Monday, March 20, 2006

On March 18th I ventured with a bunch of likeminded folks down to Columbus to commemorate then 3rd anniversary of the war in Iraq. Mission accomplished indeed. The crowd was smallish there was 800 people there according to the papers. I would have guessed a hair bit higher, but that’s not too important.

The prayer service beforehand was very sincere. Sincere is good I just wished it had been a tad less somber. Here I am looking to get my seditionist groove working and I’m sitting in a somber prayer service. Oops.

The rally itself was good fun. The speakers were a good bunch. Nikki Robinson, a senior at Kent State, was especially good. Youthful enthusiasm is always so contagious. My “Axis of Idiots” sign was quite popular with the crazy kids at the rally. I got videotaped and photographed more in that one afternoon than I had been in the past year. So either I was beloved by my fellow protestors or the NSA was spying on me. I’m not totally sure anymore.
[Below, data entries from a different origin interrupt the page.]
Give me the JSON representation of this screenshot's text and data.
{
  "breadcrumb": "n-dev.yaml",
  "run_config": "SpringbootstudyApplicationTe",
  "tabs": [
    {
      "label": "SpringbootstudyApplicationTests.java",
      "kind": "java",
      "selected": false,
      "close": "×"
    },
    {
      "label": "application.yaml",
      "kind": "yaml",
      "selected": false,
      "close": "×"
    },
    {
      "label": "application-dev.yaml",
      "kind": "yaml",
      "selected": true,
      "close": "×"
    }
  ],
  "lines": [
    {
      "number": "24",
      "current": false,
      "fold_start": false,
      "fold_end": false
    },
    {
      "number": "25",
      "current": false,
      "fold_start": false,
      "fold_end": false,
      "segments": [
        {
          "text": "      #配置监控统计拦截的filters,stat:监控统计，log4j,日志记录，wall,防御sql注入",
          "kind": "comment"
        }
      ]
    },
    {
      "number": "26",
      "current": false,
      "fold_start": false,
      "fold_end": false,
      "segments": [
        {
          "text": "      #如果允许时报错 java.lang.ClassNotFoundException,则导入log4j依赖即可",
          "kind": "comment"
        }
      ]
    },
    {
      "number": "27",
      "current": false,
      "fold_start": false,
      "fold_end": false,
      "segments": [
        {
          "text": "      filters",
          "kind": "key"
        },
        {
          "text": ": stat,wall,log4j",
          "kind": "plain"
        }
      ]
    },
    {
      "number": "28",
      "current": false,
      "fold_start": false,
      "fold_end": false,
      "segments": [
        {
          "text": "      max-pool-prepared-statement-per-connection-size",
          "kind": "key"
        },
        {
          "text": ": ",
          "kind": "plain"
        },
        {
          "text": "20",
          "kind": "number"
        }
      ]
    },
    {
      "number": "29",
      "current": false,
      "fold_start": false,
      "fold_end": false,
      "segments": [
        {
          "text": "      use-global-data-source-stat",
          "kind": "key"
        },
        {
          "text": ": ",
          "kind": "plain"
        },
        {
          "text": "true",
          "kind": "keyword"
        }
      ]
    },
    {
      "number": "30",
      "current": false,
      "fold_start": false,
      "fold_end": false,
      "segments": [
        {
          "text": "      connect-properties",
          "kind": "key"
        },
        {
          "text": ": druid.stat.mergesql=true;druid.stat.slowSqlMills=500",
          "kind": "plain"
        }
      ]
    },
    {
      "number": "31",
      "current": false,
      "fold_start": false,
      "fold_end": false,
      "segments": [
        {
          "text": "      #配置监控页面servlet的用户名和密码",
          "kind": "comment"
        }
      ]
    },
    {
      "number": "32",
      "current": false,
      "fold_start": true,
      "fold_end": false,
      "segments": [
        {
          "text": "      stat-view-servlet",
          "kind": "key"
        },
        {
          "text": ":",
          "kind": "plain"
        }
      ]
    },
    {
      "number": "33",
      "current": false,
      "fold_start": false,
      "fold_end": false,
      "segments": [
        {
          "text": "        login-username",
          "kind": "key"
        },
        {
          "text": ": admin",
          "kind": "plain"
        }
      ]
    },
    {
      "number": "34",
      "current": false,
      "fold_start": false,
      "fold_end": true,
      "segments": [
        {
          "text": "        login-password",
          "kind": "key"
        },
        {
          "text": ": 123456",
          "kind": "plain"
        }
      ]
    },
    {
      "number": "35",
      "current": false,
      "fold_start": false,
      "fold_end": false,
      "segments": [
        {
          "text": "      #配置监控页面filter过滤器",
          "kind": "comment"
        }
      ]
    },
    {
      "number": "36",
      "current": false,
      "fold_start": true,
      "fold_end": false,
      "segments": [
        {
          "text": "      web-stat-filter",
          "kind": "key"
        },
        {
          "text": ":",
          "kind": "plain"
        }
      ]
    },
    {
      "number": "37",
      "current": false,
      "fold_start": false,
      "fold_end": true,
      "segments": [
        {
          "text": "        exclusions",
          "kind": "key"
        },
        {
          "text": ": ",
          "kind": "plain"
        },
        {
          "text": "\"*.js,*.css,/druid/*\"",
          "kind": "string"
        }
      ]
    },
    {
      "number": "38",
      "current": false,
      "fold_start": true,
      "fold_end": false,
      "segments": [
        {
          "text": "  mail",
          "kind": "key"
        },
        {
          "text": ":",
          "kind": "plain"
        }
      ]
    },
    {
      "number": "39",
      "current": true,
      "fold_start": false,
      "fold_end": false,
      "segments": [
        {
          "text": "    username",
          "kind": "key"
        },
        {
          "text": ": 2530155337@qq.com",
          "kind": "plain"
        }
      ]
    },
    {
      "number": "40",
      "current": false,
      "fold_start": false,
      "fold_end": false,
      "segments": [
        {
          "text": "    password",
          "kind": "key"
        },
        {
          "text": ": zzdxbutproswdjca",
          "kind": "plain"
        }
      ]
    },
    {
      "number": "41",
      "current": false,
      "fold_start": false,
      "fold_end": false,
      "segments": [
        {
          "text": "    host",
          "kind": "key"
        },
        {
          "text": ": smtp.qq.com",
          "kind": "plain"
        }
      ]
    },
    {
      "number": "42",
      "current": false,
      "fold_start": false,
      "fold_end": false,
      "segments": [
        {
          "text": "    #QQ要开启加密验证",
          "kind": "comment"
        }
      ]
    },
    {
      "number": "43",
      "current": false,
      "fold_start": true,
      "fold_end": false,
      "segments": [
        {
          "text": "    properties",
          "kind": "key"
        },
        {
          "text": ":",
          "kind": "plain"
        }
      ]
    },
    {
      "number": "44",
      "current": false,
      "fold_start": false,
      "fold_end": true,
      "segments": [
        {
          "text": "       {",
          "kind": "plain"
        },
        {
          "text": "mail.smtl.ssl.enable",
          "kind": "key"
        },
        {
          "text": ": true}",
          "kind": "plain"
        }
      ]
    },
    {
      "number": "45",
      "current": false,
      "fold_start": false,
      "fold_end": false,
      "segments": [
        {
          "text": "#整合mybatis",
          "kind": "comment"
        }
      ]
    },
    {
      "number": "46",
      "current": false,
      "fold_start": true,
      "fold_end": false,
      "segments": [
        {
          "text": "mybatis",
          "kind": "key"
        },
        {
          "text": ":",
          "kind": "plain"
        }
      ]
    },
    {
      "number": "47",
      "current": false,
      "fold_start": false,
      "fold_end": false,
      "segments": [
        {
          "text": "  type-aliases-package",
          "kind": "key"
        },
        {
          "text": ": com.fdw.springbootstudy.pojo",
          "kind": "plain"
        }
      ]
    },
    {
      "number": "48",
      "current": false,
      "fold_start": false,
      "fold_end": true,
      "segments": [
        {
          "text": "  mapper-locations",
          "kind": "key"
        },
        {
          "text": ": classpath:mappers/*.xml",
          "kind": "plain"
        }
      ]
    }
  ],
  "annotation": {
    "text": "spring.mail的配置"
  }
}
Speaking of not being totally sure I must admit something. I know I write here often about things I find troubling. I write about things that ought to change. I often write about things that I feel would make the world a better place for us all. Some days I feel like quitting though. I would never give up on my beliefs and go to the right on the political spectrum. God forbid. Some days I wonder if the human race is worth all the effort.

My inner cynic is a noisy little twerp. I read that some of my significant betters, like Albert Einstein, Mark Twain and Kurt Vonnegut, have given up on the human race. I wonder if I should abandon it as well.

I mean it’s not like I have a lot of fuel to keep that flickering flame of hope burning. All the wars and oppression and abuse and greed make my hopes sink. I see people willing to sacrifice freedom for the cold comfort of protection and I fear that maybe people don’t really want freedom.

But then it happens. Something inspires me. Something comes along that lifts me out of the doldrums and gives me a reason to believe in the human race again. Whether its people sacrificing careers to help total strangers rebuild after some disaster or people suffering the brutality of oppression and poverty dancing as if they don’t have a care in the world. Then I pick my sorry self-pitying carcass up and keep on keeping on.

I remain cautiously optimistic for the fate of humanity. Maybe, just maybe, if enough people toss aside their bullets and bombs and pick up books. Maybe, just maybe, if enough people realize that there is no love in fear. Maybe, just maybe, if learn that every person has an inalienable right to housing, food, water, health care and education. Maybe, just maybe, if learn that differences between people ought to be understood rather than feared. Maybe, just maybe, it’ll all work out. I hope so anyway.